Парк насыщен светом: небо – высокое, мерцающее, голубое, трава – сочная, густая, зеленая, парк развлечений – такой же оживленный и яркий, каким Кэсси видела его. Ветер гладит верхушки деревьев, колышет листья. Картаво воркуют голуби. Качели, горка, карусель… за ними фургончик с мороженым играет мелодию Крысолова[25]
, и Кэсси покупает каждому по леденцу. Отдает свое шоколадное мороженое Финну, когда тот уронил свое. Да и в любом случае она не любит шоколадное мороженое, потому что шоколад остается слишком холодным и не тает, а во рту остается привкус мучнистого жира.На обратном пути она везет Эллу на спине. Радуется, что эта маленькая обезьянка, ее племяшка, прижимается к ней, обхватив за шею. Вес у нее в самый раз.
Внизу чудесные пирожные отправились в духовку. Кэсси сидит на кровати с планшетом в руках. Она готова бороться, чтобы получить информацию, готова нагло врать, притворяясь тетей или давно потерянной сестрой. Но вот к чему она совсем не готова, так это к предложению администратора клиники «Рафаэль-Хаус» поговорить с самим Аланом.
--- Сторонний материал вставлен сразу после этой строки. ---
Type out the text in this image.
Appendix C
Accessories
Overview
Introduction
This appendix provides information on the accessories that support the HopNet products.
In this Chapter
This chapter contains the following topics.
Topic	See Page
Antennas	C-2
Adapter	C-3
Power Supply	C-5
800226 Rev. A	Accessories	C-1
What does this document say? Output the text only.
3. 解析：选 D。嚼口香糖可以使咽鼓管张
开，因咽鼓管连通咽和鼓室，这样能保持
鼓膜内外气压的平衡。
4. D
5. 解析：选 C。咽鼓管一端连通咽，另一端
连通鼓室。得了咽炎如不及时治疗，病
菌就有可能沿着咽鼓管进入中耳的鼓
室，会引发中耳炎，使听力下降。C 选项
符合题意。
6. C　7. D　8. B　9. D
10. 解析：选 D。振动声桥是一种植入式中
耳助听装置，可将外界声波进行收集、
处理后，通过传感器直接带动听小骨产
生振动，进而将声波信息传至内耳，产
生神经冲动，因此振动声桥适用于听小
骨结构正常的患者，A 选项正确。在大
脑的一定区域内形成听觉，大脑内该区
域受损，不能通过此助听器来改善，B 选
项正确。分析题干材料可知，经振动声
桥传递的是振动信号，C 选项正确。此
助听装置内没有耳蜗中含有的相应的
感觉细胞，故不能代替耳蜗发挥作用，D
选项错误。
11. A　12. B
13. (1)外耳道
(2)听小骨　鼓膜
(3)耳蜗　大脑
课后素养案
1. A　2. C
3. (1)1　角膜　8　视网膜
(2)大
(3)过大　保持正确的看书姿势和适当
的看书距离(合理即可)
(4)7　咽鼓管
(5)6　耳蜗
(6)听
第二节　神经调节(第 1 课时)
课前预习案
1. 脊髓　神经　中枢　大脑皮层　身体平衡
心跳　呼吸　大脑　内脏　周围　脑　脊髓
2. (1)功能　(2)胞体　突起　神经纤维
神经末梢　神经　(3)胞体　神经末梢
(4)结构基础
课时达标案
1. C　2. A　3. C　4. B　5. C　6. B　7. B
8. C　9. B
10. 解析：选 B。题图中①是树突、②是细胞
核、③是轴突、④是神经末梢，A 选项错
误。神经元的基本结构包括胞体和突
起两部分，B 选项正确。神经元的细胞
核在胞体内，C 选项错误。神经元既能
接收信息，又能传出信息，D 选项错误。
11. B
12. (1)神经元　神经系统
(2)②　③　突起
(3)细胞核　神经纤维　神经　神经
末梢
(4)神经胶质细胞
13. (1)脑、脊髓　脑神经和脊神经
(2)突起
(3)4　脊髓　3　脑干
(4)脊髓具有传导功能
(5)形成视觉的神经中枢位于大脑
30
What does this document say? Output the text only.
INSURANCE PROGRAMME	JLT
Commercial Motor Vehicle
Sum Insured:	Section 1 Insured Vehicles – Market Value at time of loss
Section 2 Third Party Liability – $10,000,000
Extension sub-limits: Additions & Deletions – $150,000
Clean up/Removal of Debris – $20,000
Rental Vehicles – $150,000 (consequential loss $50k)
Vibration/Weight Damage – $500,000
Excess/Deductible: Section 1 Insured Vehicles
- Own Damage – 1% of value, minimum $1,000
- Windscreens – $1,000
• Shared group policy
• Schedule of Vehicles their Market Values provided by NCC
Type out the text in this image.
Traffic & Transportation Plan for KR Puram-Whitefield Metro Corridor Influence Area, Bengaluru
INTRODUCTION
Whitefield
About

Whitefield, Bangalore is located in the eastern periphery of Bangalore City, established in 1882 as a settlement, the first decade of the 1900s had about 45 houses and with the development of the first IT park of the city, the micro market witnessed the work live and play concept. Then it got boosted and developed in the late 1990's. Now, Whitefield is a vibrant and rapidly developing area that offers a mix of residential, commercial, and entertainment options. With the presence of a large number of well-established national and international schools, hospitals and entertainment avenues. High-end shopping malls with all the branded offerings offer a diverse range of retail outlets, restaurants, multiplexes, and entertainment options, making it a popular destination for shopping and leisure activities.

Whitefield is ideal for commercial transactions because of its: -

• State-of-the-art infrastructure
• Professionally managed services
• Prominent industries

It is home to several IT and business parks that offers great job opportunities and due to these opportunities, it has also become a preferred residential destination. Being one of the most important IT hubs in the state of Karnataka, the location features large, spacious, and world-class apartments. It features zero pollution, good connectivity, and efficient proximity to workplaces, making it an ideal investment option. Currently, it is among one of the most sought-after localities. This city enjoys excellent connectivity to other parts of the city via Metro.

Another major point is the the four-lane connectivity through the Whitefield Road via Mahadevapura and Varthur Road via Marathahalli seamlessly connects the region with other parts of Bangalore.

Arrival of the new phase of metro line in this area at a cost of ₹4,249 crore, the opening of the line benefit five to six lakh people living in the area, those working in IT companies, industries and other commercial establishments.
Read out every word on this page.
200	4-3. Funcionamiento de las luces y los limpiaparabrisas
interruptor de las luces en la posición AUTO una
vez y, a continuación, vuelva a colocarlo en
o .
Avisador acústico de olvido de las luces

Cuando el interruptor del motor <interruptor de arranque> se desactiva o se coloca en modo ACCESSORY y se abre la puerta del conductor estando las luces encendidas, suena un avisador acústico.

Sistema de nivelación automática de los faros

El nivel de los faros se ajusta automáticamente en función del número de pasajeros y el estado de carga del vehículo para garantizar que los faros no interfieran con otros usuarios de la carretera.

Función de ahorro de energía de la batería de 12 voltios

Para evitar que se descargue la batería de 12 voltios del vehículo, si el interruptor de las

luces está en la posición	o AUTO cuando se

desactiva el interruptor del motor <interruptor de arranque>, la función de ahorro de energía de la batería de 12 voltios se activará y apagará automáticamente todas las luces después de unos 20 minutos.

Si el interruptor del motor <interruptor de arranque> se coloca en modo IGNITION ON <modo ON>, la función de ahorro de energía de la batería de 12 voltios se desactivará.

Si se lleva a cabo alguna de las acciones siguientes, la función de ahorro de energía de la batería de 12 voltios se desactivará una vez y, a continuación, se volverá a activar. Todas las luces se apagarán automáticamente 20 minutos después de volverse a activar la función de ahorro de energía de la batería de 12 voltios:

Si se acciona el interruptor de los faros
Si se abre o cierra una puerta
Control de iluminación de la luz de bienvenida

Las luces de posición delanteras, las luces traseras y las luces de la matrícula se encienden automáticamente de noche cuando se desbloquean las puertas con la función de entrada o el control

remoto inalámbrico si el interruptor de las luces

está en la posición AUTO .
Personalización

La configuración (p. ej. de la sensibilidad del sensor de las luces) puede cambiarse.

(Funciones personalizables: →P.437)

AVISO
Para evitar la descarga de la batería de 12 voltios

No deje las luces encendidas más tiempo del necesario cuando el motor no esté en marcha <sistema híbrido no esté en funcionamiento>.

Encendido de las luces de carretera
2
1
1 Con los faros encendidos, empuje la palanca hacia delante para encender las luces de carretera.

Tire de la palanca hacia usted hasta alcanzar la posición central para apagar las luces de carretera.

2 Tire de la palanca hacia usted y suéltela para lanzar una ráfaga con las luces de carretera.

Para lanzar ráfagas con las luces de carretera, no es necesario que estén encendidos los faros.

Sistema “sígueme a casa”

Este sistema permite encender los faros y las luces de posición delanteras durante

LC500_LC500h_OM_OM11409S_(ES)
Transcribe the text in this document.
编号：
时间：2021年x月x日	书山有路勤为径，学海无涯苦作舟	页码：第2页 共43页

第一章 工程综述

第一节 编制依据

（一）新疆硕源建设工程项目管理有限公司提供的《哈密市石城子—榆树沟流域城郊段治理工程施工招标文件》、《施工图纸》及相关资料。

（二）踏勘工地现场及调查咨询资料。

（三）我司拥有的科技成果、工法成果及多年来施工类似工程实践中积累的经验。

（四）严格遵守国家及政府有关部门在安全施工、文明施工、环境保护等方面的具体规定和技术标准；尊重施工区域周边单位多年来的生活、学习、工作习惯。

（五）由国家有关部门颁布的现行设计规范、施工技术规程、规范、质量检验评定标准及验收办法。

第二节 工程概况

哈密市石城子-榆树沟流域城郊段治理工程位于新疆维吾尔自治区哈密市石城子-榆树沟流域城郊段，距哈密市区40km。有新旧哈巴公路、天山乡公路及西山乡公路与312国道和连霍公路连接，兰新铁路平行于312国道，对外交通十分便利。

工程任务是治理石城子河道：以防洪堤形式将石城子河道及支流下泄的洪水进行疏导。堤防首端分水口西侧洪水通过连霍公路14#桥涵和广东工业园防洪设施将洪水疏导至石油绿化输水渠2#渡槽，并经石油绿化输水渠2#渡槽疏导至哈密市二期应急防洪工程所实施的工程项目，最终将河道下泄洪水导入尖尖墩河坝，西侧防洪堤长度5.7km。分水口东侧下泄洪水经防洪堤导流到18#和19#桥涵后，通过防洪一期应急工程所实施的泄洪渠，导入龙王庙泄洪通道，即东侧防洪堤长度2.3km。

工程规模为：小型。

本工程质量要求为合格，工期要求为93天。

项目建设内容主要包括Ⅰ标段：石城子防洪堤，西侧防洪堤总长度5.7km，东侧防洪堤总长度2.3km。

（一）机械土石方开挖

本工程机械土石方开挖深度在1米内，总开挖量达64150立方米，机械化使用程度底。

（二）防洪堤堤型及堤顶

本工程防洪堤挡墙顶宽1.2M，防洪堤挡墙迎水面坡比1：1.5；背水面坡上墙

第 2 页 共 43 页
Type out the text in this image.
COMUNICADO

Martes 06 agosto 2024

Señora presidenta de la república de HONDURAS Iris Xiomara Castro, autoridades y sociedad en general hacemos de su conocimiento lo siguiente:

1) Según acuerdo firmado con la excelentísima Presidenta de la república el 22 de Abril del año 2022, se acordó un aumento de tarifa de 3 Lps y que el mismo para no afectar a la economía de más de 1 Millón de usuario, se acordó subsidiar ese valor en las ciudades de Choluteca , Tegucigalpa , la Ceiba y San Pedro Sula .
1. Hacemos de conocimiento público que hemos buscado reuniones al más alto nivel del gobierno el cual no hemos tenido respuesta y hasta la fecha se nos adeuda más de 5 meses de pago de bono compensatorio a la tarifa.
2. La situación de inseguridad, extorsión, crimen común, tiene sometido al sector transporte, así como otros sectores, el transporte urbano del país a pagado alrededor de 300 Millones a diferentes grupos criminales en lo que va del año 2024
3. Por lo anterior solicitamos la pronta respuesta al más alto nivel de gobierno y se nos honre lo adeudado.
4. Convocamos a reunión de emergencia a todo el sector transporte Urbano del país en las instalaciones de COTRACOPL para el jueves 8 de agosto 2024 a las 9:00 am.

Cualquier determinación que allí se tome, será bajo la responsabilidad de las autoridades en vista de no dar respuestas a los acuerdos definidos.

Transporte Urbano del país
Интересно, как все принимают врачи, медсестры, санитары? Кэсси представляет, как у целого отделения пациентов внезапно проясняется ум. Санитары вооружены медикаментами, дополнительными к тем, которые уже назначены. Система ухода, контроля, конфиденциальности начинает трещать по швам, когда пациенты, обретя действительность заново, требуют контакта с внешним миром.
Она ждет, и планшет скользит в ее вспотевшей руке.
Когда Алан говорит, он произносит ее имя. Голос у него такой же, как и всегда. Она слышит свое имя, произнесенное его голосом, и все остальное теряется за пульсацией ее крови.
– Ты узнаешь меня, – говорит она.
Они разговаривают несколько часов, или им так кажется.
– По тому, как ты выглядела в своем армейском платьице, я понял, что ты сильная. Не сомневаюсь, ты из кавалерии.
– Я всегда верила в тебя. И никогда не прекращала верить.